Title to the ceded lands, however, is a more contentious issue. Supreme court cases in 1864 and 1910 made the private Crown lands look more like public lands, reinforcing the government’s claim to them. As UH law professor Jon Van Dyke points out, however, in his book Who Owns the Crown Lands of Hawaiʻi,these lands have several potential breaks in the chain of title, which create a strong Hawaiian claim to these lands. Van Dyke recommends that they become the basis of a Hawaiian governing entity, presumably created by the Akaka bill.
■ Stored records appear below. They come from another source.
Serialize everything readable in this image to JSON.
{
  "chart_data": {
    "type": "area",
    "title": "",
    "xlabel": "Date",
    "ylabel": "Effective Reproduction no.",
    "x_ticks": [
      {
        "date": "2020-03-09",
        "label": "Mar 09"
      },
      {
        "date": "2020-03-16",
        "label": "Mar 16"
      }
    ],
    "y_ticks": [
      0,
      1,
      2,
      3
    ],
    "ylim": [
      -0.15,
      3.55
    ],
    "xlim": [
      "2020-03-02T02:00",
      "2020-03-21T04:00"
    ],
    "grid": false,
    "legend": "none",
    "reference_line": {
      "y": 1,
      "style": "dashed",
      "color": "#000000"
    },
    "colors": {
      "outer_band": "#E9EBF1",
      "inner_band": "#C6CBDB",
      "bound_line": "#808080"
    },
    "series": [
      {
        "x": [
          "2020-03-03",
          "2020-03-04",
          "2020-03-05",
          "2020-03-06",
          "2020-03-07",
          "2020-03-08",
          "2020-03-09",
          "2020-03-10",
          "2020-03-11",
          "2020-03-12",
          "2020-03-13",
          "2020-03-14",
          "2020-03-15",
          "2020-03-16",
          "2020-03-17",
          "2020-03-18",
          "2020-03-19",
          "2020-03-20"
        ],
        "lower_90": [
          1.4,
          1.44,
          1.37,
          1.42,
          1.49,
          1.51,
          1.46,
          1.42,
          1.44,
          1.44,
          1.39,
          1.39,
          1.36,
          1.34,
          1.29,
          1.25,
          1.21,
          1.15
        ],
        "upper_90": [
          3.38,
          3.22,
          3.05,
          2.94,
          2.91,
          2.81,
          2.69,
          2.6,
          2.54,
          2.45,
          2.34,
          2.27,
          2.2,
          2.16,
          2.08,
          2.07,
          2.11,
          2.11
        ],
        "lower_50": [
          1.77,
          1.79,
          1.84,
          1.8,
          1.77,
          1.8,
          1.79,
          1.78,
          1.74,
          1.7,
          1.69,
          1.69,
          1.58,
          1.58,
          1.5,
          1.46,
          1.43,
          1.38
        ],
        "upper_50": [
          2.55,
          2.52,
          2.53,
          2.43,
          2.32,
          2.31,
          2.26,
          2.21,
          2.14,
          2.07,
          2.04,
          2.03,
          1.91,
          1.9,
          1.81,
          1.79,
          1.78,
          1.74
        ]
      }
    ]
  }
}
Then there is the issue of title to the Hawaiian Kingdom government lands, acquired from a government that President Grover Cleveland described as owing its existence to the armed intervention of the United States. In real estate law, it is never what you claim to own, but what the previous owner can prove they owned, that is the basis for determining title. This seriously weakens the State’s claim, as the Federal government twice – in 1893 and 1993 with the apology resolution – denied the legitimacy of the Provisional Government, and by extension, the Republic of Hawaiʻi, the source of its title.
The State of Hawaiʻi may in fact have eminent domain, the right to confiscate lands, but they arenʻt claiming to have gained title through eminent domain. Unlike Britain and other countries, in US law, the government does not have any special rights as a land owner other than eminent domain, which, incidentally is not in the US constitution, but only asserted by the supreme court. Thus, the State’s assertion of title to the ceded lands is necessarily through their transfer from the Republic of Hawaiʻi. A final note: in Hawaiian Kingdom land law (which essentially continued after the overthrow, otherwise Kamehameha Schools and the Big Five wouldn’t own their land), the government did have special rights – called dominium – and all makaʻāinana were part of the government where land rights were concerned. These “native tenant rights,” at least theoretically, still exist today, and allow native Hawaiians to divide out the interest (or rights) and claim parcels out of government or private lands. They are not, as is commonly believed, gathering rights, but the right to a fee-simple parcel of land. This means no one owns their land absolutely as all original land titles contain the provision “ua koe ke kuleana o na kanaka” – reserving the rights of native tenants. So Lingle is right that this case is about title to ceded lands, she is wrong about who holds that title. The Hawaiian claim to the ceded lands is as much legal as it is moral.